De la débrouille à la modernité européenne

Mais alors que la solidarité à l’échelon individuel est réelle et efficace, chacun étant prêt à venir en aide à un membre de sa famille ou de son entourage, voisin de rue ou de pallier, en revanche l’union ne fait pas forcément la force lorsqu’il est question d’améliorer les conditions de vie. Les Ukrainiens préfèrent  les relations de personne à personne (« je vais te pêcher un poisson et tu me refiles un kilo de patates ou une poignée de champignons »)   aux mouvements de force. « Les grèves pour obtenir de meilleurs conditions de travail ou des salaires plus élevés ne se produisent que rarement » constate Brumme. Les discours syndicaux n’ont pas beaucoup d’influence car la débrouille a pris le pas sur le rationnel, comme on le conçoit en occident. Et c’est ainsi que la société se scinde en deux blocs, non pas entre les riches d’un côté et les pauvres de l’autre mais entre celles et ceux qui parviennent à s’infiltrer dans des secteurs qui leur garantissent des revenus décents dont les plus cités sont les industries du gaz et du pétrole, les télécommunications et la chirurgie esthétique  et ceux et celles qui se satisfont du marché noir lorsqu’ils sont d’âge mûr ou se réfugient dans la création lorsqu’ils sont jeunes. Le lien entre ces deux mondes pourrait se tisser grâce à la réforme des collectivités territoriales qui donne davantage de moyens financiers aux pouvoirs locaux, ce qui aboutit à la création d’emplois nouveaux dans les secteurs de la culture, de l’environnement et de l’urbanisme. « Parce que les décideurs locaux ont reçu des pouvoirs accrus, beaucoup souhaitent les partager avec leurs administrés » se réjouit Christoph Brumme qui constate ce tournant dans la ville où il vit, Poltava, une cité de 200.000 habitants, proche de la frontière russe qui va bénéficier en cinq ans de 56 millions d’euros pour rénover ses bibliothèques, musées et théâtres et organiser des manifestations culturelles.
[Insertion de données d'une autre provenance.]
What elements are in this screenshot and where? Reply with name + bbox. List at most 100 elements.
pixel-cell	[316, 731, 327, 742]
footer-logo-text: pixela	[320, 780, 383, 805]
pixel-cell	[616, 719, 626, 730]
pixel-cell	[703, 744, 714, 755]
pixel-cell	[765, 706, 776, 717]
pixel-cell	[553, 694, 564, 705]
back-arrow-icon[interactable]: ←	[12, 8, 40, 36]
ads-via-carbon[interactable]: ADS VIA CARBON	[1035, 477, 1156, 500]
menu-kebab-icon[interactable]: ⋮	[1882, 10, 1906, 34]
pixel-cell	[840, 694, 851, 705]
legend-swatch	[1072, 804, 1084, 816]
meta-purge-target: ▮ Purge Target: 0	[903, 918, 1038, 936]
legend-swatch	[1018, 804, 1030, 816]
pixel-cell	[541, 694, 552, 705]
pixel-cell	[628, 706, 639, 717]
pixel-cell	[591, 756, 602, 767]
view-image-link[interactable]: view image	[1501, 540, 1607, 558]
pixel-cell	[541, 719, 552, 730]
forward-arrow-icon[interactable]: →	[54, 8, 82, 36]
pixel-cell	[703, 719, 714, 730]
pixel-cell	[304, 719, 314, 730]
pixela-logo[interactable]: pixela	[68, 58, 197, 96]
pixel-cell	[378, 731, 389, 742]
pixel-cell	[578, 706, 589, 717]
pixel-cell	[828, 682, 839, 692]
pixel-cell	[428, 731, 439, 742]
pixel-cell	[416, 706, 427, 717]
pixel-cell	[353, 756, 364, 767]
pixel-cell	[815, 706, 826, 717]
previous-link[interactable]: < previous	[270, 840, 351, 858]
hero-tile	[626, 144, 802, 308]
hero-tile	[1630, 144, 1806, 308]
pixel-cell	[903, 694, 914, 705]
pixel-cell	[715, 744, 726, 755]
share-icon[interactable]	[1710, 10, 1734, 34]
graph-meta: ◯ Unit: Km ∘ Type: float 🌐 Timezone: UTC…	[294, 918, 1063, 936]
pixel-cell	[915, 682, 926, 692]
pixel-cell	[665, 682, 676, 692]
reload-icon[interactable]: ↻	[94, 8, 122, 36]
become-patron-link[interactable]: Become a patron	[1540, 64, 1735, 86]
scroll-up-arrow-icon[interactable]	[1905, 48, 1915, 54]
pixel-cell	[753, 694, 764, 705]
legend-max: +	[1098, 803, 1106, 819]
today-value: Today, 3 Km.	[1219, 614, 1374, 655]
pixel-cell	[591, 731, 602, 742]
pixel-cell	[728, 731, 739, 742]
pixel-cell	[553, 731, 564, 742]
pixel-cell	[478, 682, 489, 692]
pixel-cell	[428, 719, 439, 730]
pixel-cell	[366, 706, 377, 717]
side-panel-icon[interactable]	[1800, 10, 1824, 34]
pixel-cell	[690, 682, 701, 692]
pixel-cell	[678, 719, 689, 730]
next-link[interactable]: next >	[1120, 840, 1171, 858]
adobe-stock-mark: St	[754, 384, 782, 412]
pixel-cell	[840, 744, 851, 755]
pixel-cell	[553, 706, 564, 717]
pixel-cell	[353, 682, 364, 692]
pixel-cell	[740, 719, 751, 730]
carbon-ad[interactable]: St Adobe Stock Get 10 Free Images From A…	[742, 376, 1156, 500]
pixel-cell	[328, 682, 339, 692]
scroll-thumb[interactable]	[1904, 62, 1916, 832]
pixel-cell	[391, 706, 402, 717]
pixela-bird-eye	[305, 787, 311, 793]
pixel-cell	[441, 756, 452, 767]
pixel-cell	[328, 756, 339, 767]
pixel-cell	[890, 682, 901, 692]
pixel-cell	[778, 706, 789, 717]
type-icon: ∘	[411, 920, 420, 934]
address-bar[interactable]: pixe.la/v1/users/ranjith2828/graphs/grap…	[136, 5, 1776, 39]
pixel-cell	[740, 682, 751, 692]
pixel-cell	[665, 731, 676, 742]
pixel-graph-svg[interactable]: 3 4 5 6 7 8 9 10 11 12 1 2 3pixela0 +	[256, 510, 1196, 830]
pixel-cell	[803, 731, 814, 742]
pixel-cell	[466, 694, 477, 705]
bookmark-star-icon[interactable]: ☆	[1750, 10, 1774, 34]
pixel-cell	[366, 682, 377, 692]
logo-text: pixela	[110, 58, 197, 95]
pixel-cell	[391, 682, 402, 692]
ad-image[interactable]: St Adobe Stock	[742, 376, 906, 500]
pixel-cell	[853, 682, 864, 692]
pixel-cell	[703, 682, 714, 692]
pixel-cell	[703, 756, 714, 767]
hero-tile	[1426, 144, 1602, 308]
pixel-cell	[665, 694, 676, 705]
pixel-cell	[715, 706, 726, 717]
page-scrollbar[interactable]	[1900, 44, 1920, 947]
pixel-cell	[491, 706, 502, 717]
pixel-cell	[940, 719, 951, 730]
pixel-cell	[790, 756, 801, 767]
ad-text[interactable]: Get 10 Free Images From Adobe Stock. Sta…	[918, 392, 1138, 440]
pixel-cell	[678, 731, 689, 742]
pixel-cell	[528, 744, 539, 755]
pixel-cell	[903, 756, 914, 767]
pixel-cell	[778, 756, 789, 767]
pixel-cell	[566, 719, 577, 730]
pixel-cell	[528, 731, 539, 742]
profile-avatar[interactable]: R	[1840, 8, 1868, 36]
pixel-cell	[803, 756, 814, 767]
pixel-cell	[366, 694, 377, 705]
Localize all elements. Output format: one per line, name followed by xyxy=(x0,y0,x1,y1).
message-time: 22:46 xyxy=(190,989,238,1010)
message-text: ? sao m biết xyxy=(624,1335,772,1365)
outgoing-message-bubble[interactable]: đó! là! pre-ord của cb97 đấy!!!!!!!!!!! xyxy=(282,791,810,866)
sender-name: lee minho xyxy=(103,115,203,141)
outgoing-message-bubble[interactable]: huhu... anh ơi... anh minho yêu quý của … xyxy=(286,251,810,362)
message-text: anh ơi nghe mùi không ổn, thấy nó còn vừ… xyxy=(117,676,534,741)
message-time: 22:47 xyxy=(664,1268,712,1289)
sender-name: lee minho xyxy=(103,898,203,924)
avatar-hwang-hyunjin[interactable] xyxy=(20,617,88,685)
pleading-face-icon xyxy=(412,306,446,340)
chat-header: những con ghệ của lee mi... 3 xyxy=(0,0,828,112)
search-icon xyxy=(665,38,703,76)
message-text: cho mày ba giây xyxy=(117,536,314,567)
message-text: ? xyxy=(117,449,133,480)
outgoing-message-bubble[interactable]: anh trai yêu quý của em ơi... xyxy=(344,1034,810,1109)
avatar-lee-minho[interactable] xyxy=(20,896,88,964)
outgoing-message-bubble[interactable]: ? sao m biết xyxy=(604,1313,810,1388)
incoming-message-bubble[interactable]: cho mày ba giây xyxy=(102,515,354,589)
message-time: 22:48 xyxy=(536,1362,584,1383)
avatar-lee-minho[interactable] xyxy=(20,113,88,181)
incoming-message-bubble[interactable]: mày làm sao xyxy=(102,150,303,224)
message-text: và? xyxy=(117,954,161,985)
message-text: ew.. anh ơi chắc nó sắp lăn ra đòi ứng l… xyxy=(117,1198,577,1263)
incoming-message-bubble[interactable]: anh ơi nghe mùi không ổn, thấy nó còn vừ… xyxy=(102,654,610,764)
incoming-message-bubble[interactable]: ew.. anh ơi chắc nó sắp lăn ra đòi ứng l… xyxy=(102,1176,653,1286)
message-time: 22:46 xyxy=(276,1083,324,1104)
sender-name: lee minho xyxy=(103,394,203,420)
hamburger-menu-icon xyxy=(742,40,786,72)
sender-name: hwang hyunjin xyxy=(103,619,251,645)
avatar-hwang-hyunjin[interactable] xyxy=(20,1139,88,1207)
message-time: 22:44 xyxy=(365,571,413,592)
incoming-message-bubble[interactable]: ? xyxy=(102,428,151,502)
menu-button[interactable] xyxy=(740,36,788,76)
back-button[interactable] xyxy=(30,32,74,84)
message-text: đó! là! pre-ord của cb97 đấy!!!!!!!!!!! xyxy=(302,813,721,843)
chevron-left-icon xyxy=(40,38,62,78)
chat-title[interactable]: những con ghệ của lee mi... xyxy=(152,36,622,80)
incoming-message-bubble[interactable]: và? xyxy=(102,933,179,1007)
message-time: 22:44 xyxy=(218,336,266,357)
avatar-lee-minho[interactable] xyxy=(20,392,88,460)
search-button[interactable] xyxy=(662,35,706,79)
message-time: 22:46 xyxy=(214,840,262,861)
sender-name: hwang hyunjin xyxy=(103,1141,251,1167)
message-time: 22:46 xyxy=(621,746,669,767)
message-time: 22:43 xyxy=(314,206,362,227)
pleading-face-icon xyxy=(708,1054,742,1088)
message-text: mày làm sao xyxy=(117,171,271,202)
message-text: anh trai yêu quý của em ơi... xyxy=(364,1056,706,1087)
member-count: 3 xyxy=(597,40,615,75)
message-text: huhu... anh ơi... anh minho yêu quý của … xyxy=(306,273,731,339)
Bien que son article soit globalement inquiétant et déprimant, il se conclut que une note optimiste car « la société ukrainienne rattrape peu à peu la modernité européenne ».  vjp (Nombre de mots : 1.002)

(*) Publié par la société d’édition Schwarzkopf & Schwarzkopf, nous avons consacré un article à cet ouvrage, non disponible en français, le 2 février dernier.